Location dans l’ex Berlin-Est et humour.

 Dans ces circonstances comment en vouloir à Julia d’avoir gardé les clefs et de revenir à sa vieille vie de temps en temps ? Je m’accommode de chaque disparition inattendue : le tapis de bain en caoutchouc, la machine à café et maintenant les caisses en plastique. Je m’habitue à une atmosphère de plus en plus épurée. J’ai tracé un chemin dépoussiéré sur le linot qui va de la cuisine au bureau et de la salle de bains au lit.
 Dans le hall d’entrée, en passant devant l’emplacement où était la bibliothèque, je n’ai plus qu’un seul sentiment : celui de baigner dans le lino. Le lino a envahi ma vie. Je peux en compter cinq types différents dans l’appartement et ils sont tous sans exception, marron. Certes, il y a des nuances : marron foncé dans le hall ; moucheté dans ma chambre  ; lino peut-être à l’origine d’une couleur différente dans l’autre chambre, mais qui a succombé au règlement intérieur ; marron beige dans la cuisine et, mon préféré, lino imitation parquet dans le séjour.

Nombre de délateurs.

 Après la chute du mur les médias allemands en qualifié l’Allemagne de l’Est « le plus étroitement surveillé de tous les temps ». La Stasi, sur la fin comptait 97 000 employés – plus qu’il n’en fallait pour surveiller un pays de dix-sept millions de personnes. Mais elle disposait aussi de plus de 173 000 indicateurs dissimulés dans la population. Sous le troisième Reich d’hiver, on estime qu’une personne sur 2000 était un agent de la Gestapo dans, l’URSS de Staline une sur 5830 était agent du KGB. En RDA une personne sur 63 était agent ou indicateur de la Stasi si l’on compte les indicateurs occasionnels certains estiment que la proportion peut atteindre une personne sur 6,5. Pour Miellé, tout dissident était un ennemi, et plus il rencontrait d’ennemis, plus il embauchant d’indicateurs et de personnel pour les mater.

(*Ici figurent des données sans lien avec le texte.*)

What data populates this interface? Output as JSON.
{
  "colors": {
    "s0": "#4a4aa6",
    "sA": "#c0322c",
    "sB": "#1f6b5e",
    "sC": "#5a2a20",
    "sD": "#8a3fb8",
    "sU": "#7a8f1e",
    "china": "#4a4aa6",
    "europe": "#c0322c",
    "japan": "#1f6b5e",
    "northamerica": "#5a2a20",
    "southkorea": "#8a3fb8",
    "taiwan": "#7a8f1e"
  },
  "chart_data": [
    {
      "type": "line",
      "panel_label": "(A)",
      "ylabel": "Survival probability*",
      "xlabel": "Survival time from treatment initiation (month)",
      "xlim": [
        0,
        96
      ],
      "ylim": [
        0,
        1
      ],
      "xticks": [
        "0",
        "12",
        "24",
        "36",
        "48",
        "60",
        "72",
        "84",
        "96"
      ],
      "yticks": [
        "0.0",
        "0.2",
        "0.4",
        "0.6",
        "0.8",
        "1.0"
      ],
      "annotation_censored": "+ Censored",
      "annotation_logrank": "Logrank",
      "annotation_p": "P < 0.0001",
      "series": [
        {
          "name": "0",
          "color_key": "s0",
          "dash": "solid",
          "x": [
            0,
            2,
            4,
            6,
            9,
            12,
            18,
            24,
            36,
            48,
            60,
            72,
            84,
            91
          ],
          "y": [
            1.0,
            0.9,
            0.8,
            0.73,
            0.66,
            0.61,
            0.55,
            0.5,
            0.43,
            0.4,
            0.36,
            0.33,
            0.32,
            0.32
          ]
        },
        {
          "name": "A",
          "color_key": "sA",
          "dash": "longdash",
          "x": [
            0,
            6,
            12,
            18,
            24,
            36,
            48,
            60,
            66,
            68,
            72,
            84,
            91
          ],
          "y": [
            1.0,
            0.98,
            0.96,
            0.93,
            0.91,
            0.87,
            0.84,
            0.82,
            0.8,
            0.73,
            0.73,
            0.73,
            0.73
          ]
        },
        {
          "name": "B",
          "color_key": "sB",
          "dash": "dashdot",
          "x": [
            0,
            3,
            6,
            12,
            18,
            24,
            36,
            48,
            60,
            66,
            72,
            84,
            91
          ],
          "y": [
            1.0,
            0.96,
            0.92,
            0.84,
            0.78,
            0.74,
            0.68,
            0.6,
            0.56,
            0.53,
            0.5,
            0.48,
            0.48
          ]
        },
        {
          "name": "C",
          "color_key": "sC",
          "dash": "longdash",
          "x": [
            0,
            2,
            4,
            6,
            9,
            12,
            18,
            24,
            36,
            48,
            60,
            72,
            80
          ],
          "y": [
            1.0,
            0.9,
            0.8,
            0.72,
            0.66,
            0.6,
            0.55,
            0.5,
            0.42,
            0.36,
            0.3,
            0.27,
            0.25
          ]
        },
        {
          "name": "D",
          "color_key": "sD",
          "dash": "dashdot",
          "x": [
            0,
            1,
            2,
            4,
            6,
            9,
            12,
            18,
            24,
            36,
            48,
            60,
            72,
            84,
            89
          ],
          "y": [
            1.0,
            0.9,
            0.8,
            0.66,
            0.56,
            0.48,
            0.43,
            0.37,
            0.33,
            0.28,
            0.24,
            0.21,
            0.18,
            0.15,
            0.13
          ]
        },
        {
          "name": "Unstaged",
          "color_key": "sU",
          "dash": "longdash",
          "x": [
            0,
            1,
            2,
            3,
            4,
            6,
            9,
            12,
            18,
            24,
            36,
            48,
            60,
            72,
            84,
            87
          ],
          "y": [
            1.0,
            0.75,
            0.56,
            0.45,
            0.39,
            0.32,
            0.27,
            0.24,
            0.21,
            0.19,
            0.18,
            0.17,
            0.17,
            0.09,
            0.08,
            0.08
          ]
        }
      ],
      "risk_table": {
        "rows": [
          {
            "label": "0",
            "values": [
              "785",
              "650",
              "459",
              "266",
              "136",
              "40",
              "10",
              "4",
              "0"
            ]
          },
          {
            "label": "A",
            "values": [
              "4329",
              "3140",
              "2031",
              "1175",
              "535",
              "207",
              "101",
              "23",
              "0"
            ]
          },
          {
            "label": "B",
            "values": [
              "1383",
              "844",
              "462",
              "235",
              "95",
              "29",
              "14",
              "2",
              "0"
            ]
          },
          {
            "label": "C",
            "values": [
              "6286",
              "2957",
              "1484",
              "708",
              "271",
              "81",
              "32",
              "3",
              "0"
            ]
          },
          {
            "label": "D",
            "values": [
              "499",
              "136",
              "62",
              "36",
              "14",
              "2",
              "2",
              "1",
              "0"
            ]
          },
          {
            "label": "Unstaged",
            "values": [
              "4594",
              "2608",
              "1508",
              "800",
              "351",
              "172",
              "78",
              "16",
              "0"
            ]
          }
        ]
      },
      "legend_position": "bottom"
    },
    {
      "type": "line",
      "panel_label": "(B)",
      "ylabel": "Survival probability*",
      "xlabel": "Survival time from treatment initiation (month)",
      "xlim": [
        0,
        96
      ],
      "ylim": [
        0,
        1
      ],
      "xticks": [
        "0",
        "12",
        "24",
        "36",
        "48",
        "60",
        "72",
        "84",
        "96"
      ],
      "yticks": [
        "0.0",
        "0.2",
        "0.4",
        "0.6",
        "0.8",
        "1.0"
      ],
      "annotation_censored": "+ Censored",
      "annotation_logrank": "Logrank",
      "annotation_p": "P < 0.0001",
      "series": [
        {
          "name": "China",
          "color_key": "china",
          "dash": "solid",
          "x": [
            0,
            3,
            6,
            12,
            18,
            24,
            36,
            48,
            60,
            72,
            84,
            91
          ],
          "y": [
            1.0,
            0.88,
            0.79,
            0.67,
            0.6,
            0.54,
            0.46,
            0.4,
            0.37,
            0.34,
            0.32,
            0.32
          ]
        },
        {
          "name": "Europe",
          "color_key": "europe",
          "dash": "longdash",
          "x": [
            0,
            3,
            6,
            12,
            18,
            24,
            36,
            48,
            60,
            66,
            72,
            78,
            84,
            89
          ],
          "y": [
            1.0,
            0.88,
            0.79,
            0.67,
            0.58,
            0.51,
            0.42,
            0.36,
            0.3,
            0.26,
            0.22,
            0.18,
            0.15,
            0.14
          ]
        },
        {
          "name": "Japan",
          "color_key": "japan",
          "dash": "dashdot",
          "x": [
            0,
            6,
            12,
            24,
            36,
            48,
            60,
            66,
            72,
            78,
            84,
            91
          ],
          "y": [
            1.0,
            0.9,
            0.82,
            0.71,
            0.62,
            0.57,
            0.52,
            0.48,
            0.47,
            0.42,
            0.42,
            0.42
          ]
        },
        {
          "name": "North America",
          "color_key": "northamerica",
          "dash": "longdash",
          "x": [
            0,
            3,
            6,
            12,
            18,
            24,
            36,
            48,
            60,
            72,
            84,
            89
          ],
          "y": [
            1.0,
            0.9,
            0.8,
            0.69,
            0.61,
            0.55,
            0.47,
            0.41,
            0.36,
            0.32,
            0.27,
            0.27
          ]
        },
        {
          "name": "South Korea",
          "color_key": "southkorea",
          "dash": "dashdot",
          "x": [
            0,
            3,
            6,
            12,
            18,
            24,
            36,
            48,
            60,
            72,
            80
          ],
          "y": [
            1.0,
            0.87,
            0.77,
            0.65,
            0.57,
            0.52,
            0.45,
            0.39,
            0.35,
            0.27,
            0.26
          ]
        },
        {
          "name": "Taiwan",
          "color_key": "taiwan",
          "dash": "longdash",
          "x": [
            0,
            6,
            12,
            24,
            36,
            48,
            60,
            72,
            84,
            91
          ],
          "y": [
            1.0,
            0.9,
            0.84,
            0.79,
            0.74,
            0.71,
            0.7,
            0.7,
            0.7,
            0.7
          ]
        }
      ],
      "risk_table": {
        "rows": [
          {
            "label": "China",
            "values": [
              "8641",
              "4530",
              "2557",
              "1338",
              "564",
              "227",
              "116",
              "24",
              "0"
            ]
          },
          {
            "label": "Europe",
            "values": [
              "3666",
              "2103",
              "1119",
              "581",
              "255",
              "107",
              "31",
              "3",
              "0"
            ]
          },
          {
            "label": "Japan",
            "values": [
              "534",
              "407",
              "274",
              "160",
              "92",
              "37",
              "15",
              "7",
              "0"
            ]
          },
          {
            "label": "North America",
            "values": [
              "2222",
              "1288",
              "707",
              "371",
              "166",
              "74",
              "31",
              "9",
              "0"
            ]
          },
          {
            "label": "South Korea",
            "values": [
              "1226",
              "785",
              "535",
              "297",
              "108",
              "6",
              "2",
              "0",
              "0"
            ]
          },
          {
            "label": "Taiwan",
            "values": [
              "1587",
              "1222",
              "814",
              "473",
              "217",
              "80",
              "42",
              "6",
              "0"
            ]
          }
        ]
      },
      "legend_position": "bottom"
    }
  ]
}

En 1988, la Stasi avait prévu d’arrêter 85 939 habitants (Petit moment d’humour).

 On prévoyait aussi de distribuer à chaque prisonnier, lors de son arrestation une liste d’effets à emporter :
2p. de chaussettes
2 serviettes
2 mouchoirs
2 sous-vêtements 
1 lainage
1 brossé à dents et dentifrice 
1 kit de cirage
Femmes :
Prévoir en plus des serviettes hygiéniques
 Incarcérés sans savoir pourquoi ni pour combien de temps, les prisonniers avaient au moins la certitude d’avoir des chaussures cirées, les dents blanches et un slip propre.

Un membre de la Stasi qui espère le retour du communisme .

 » Le capitalisme pille la planète -ce trou dans la couche d’ozone, l’exploitation des forêts, la pollution- nous devons nous débarrasser de ce système social ! Sinon la race humaine n’a plus qu’une cinquantaine d’années devant elle. « 
 C’est tout un art, profondément politique, de s’emparer de l’actualité et d’en attribuer la responsabilité à vous-même ou à votre opposition, orientant constamment la réalité vers des conclusions complètement inappropriées. Le discours de mon interlocuteur illustre bien ce fait : le socialisme en tant qu’article de foi, continue à vivre dans les esprits et les cœurs, sans se soucier des épreuves douloureuses de l’histoire. Cet homme est déguisé en Allemand de l’Ouest pour mieux se fondre dans le monde où il vit, mais plus il parle, plus il est clair qu’il attend secret le second avènement du socialisme.

La réalité et la RDA.

 En RDA on exigeait des gens qui les acceptent tout un tas de fictions comme la réalité. Certaines de ces notions étaient fondamentales, par exemple l’idée que la nature humaine est un chantier que l’on peut sans cesse améliorer, par l’intermédiaire du communisme. D’autres fictions étaient plus spécifiques : les Allemands de l’Est n’était pas les Allemands responsables de l’Holocauste (même partiellement) ; la RDA était une démocratie pluraliste ; le socialisme était pacifique ; il n’y avait aucun ancien nazi dans le pays ; et, sous le socialisme la prostitution n’existait pas.
 Beaucoup de gens se retirèrent dans ce qu’on qualifia d' »immigration intérieure ». Ils protégèrent leur vie privée, secrète, pour essayer de préserver leur espace personnel face au pouvoir.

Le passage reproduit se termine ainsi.